O Afeto Que Se Encerra e a Decisão do Supremo (I)

Por Cássio Vione

Publicações - 22/03/2024 às 09:14

O Afeto Que Se Encerra e a Decisão do Supremo (I)

          Quem jamais ouviu comentários do tipo, “ah, aquele(a) casou-se com fulana(o) para dar o ‘golpe do baú’”; ou “ele(a) tem idade para ser filho(a) dele(a)”, ao se referirem a casamentos ou uniões estáveis envolvendo pessoas com grande diferença de idade, quase sempre idosos com mais de 65 ou 70 anos de idade?

 

          Parece que esse senso comum, absolutamente cheio de preconceito e etarismo, não passou despercebido pela mais alta Corte do país que, levando em conta a mais moderna concepção do princípio da dignidade humana, decidiu, em julgamento com efeitos vinculantes[1], que “Nos casamentos e uniões estáveis envolvendo pessoa maior de 70 anos, o regime de separação obrigatória de bens pode ser afastado pelas partes por escritura pública”.

 

          Ou seja, o STF entendeu que o fato de um dos noivos contar com mais de 70 anos não significa que o mesmo não tenha discernimento para decidir acerca do regime de bens que entender mais adequado ao seu futuro.
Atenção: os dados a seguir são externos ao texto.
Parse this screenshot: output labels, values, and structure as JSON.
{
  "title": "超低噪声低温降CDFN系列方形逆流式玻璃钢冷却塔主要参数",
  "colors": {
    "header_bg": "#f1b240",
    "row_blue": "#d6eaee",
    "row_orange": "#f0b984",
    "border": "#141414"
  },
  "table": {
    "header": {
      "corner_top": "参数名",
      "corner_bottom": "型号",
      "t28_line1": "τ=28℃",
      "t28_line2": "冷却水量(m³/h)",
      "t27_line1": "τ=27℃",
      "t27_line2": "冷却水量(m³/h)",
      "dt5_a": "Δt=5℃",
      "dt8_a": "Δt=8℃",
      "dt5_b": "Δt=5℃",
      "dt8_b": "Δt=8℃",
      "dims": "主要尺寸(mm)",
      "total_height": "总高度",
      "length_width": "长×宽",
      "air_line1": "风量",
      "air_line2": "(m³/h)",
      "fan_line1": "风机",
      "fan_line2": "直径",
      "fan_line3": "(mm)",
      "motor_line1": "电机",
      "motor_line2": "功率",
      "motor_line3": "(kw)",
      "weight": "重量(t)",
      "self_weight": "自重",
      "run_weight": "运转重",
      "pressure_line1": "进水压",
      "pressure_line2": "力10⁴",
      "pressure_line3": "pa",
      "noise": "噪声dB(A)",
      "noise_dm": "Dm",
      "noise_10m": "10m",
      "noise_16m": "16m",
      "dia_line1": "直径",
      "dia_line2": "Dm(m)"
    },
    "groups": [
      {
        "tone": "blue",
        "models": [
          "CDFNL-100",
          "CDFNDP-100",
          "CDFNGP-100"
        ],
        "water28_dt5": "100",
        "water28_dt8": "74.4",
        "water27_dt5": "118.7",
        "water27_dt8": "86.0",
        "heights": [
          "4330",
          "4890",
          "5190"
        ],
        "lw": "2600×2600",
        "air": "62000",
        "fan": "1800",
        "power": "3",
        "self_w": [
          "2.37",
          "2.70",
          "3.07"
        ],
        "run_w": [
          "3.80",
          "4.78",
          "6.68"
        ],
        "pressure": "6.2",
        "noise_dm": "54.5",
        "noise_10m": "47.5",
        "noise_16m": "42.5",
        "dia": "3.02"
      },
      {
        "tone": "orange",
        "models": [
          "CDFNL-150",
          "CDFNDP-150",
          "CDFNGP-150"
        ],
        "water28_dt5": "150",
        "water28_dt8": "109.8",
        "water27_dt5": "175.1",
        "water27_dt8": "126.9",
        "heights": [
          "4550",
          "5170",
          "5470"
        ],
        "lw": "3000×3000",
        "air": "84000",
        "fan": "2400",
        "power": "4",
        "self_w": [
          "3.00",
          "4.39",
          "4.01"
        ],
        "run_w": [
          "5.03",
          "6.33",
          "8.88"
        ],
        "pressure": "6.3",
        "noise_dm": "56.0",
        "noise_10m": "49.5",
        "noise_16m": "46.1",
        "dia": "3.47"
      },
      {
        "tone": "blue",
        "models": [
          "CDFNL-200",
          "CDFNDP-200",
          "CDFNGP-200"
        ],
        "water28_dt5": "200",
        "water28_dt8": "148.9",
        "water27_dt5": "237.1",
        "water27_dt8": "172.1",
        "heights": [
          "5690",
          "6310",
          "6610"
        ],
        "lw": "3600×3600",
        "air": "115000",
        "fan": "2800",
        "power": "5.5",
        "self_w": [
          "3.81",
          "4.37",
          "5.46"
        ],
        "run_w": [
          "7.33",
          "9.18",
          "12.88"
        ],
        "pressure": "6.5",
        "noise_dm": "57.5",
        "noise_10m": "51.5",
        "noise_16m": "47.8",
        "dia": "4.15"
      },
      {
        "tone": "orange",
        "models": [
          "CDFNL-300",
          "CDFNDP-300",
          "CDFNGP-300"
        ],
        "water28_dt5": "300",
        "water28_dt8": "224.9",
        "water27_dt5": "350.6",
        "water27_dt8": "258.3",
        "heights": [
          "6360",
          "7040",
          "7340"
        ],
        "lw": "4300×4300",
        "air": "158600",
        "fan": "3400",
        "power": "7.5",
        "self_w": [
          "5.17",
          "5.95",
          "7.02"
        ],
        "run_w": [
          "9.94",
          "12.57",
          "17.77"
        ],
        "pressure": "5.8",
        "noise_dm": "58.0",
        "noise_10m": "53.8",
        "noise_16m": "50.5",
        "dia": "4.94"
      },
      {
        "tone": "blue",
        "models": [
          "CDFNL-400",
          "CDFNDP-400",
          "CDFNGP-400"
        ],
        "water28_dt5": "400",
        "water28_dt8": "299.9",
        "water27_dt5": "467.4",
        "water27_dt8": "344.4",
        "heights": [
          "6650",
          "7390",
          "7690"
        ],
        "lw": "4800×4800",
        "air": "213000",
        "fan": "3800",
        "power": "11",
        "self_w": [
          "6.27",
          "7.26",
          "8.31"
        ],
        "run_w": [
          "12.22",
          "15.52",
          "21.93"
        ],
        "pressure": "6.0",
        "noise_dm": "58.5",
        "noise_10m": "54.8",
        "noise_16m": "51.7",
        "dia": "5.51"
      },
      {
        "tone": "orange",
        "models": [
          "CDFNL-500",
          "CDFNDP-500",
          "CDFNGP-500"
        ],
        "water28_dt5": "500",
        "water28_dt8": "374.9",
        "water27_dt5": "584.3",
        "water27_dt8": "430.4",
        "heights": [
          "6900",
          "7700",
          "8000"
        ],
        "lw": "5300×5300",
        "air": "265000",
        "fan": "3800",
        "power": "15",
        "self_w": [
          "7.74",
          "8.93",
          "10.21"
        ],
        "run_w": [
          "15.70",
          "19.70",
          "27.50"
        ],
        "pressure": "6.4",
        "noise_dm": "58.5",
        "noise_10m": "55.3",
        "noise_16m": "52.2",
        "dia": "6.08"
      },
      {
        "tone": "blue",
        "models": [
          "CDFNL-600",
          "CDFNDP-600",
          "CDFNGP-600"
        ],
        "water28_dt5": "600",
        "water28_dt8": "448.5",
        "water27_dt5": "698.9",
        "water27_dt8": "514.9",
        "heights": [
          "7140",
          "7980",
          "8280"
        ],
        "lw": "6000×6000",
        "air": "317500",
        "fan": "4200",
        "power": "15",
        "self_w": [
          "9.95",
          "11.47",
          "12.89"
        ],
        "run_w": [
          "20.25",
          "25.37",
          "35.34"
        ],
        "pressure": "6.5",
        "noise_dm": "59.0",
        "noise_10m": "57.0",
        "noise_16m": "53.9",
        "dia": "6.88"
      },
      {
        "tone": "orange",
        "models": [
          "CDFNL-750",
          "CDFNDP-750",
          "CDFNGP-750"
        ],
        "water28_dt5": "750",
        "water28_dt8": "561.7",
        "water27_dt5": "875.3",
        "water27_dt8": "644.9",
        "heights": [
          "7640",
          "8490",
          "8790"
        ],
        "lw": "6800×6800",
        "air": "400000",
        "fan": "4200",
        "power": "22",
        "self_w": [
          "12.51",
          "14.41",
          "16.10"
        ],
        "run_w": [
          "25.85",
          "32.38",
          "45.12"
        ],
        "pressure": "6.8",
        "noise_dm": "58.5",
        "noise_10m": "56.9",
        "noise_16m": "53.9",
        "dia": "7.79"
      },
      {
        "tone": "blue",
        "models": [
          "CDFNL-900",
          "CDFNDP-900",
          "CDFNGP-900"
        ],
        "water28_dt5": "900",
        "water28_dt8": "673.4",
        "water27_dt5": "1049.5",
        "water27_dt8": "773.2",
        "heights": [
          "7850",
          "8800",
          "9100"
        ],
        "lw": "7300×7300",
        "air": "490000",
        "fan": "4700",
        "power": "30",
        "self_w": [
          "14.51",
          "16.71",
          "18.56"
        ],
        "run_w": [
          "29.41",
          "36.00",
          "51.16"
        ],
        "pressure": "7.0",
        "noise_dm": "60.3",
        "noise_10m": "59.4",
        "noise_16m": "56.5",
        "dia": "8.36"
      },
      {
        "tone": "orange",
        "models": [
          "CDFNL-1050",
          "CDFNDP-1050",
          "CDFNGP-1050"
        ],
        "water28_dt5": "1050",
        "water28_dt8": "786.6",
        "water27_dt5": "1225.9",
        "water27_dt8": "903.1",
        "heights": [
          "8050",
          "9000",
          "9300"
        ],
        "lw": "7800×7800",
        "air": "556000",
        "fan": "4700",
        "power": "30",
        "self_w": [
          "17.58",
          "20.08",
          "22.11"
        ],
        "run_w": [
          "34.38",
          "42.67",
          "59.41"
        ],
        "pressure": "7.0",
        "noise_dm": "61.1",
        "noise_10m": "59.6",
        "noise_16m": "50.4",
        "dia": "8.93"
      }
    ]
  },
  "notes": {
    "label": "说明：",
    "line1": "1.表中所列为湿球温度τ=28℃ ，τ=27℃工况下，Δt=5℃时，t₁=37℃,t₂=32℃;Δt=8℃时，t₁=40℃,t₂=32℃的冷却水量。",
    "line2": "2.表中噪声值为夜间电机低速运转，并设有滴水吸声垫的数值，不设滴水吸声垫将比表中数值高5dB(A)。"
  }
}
Tal decisão é um marco na Jurisprudência envolvendo as questões de Direito de Família, pois muda uma concepção antiga presente não apenas no Código Civil em vigor desde 2002, mas também na codificação anterior, que visava “proteger” o patrimônio de pessoas idosas, não obstante houvesse na legislação, desde então, brechas para que a incidência do dispositivo legal fosse evitada, como por exemplo a elaboração de testamentos, doações ou até a criação das chamadas “holdings familiares”.

 

          A bem da verdade, o que o STF consignou é que, numa visão constitucional e atual das questões envolvendo os direitos das famílias, entender que apenas pelo fato de ter determinada idade, uma pessoa não teria discernimento para decidir sobre seus bens, não condiz com a mais moderna concepção do princípio da autonomia da vontade e dignidade da pessoa humana.

 

         De fato, o dispositivo declarado inconstitucional pelo STF não condiz com a realidade da grande e maior parte da população, que cada vez mais entende que a idade não passa de um número não condizente, muitas vezes, com o espírito e a cabeça de seu detentor. Mais do que isso, de certa forma, privilegia o interesse de pais que, por vezes, podem optar não deixar bens a filhos que os abandonam ou demonstram nitidamente o único interesse patrimonial para manutenção do vínculo, quando podem passar anos ao lado de um companheiro(a) que se torne merecedor daquilo que eventualmente, inclusive, pode ter contribuído para sua construção.

 

          Ao fim e ao cabo, prevaleceu o bom senso. Se uma pessoa idosa pode dispor de bens de tantas formas, como doação, venda, testamento, por que razão deverá ser obrigada a separar os bens daqueles que eventualmente possam merecer justamente o contrário?

 


[1] ARE nº 1.309.642, repercussão geral, tema 1236.